Una girl le sacó a Rock un fajo de billetes del bolsillo y dijo:

—Apartaré dos dólares para comprarme un sombrero.

—No, Paula.

—Me prometiste regalarme el sombrero si me portaba bien, y me he portado muy bien. ¿O es que tienes queja de mí?

—No tengo ninguna queja de ti.

Frank ya había echado a andar y se detuvo ante la mesa.

—Yo tengo una queja.

Rock lo miró y se puso a parpadear.

—¡Frank!... ¡Mi amigo Frank!... ¡A mis brazos, muchacho!

Se levantó de la silla y se fue a abrazar a Frank, pero éste lo recibió soltándole un trallazo con la derecha.

Rock Ferguson recibió el golpe en la mandíbula y voló, arrollando la mesa y las tres girls.

Las mujeres se pusieron a dar chillidos.

Rock se levantó masajeándose el mentón.

—Eh, Frank, has estado a punto de romperme la mandíbula.

—Te voy a romper las costillas.

—¿Por qué, Frank?

—¿Qué fue de tu madre?

—Oh, sí, mi pobre mamá. ¿Sabes una cosa?
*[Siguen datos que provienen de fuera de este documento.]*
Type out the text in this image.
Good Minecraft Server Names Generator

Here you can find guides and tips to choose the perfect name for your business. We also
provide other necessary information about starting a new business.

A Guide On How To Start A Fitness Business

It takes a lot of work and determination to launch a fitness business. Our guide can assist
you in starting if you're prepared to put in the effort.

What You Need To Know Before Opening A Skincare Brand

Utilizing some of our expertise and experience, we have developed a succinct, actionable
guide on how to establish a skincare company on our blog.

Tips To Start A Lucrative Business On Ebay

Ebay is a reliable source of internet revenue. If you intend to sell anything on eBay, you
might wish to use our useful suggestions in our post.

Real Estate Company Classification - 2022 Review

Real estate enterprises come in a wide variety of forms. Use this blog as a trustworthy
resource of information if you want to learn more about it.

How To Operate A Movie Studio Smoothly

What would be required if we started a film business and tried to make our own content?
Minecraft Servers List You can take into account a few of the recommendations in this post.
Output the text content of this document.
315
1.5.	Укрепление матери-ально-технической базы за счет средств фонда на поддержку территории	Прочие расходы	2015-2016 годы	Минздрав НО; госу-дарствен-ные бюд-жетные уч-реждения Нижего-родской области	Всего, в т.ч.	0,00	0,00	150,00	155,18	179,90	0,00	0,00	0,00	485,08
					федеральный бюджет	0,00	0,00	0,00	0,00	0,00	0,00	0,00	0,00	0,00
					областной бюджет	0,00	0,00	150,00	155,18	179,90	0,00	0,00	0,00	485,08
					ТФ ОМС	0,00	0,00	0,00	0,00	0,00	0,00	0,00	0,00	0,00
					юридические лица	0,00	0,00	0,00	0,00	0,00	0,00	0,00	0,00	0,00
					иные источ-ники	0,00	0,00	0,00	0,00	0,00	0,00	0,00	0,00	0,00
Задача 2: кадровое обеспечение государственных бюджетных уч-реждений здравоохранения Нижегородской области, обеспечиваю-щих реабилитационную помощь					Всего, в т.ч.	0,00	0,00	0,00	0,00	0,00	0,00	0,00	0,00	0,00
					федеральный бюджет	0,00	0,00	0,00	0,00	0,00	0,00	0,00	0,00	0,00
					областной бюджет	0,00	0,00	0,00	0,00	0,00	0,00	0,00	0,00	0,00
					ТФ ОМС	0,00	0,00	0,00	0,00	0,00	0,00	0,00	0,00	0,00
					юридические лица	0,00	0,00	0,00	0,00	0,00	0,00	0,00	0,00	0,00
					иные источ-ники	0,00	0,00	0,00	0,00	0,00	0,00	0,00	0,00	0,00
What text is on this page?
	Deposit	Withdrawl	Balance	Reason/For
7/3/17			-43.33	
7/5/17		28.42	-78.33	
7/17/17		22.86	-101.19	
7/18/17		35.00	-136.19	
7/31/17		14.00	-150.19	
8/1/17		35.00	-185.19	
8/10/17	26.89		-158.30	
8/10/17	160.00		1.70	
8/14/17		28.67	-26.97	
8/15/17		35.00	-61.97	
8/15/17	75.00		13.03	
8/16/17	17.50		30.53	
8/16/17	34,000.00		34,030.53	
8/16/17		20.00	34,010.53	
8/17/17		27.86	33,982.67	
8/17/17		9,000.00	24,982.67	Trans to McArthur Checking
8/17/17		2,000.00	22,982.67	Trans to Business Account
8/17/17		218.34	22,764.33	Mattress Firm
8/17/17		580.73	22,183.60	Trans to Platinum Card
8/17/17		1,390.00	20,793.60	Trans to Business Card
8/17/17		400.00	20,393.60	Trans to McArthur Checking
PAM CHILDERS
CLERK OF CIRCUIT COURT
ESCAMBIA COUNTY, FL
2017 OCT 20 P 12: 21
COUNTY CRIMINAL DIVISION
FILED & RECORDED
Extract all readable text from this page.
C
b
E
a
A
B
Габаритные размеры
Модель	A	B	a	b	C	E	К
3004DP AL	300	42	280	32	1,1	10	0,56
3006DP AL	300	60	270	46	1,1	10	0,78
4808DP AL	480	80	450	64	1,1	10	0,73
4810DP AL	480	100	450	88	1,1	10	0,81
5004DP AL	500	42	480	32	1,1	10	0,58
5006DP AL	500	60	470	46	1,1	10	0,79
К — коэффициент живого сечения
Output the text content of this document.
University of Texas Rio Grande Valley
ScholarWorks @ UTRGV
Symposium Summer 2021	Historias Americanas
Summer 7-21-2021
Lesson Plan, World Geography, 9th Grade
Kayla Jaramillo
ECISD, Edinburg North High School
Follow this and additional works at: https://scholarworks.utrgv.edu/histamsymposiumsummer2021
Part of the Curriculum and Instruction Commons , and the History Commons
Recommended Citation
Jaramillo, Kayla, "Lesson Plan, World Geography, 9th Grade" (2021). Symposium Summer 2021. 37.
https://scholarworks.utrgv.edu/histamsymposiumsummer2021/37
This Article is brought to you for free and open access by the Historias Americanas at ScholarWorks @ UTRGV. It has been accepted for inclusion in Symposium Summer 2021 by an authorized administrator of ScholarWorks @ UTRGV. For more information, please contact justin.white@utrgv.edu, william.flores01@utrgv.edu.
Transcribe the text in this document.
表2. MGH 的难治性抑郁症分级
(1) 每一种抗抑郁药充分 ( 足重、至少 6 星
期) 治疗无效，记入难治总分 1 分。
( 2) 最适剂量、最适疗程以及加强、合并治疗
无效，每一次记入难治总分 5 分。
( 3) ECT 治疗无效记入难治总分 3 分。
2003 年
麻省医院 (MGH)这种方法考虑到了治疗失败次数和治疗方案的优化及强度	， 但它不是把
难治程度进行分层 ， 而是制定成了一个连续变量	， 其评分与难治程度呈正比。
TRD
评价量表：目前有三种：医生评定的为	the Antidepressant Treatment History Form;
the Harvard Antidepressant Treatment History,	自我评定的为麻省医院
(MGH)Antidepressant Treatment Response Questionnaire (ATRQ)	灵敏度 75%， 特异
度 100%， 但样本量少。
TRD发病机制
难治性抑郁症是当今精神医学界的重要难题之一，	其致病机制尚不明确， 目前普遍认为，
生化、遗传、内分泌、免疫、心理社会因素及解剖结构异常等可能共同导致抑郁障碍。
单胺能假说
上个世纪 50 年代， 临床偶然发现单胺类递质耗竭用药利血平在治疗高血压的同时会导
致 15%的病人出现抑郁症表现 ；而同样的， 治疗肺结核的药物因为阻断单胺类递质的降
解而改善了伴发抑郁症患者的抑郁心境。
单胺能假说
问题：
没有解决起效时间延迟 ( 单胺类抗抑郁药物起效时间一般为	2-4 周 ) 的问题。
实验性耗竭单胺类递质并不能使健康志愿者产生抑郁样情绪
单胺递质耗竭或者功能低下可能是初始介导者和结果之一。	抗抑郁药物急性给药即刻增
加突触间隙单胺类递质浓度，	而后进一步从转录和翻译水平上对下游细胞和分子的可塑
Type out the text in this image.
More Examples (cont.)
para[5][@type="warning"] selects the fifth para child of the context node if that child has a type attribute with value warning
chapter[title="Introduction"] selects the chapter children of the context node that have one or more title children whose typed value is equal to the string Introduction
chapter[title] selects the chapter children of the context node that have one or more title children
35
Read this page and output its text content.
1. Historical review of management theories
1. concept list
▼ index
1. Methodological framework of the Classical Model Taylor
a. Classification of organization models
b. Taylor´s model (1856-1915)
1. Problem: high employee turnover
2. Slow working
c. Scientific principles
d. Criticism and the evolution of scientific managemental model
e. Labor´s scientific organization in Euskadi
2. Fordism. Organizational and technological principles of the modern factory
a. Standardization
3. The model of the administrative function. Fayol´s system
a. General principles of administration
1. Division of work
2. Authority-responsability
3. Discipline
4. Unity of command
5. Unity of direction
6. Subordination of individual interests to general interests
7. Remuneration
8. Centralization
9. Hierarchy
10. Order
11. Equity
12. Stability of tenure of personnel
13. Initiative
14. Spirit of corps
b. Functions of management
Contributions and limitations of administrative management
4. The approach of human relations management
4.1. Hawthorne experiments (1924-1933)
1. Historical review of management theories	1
Ya la operaron y salió bien.

—Sinvergüenza, te voy a dejar como una res después de pasar por el matadero.

—¡No, Frank, detente!

Frank no se detuvo porque le soltó un izquierdazo en el hígado.

El rubio retrocedió boqueando y entonces Frank le cerró la boca con un gancho.

Ferguson voló otra vez y dio dos vueltas de campana. Quedó casi inconsciente.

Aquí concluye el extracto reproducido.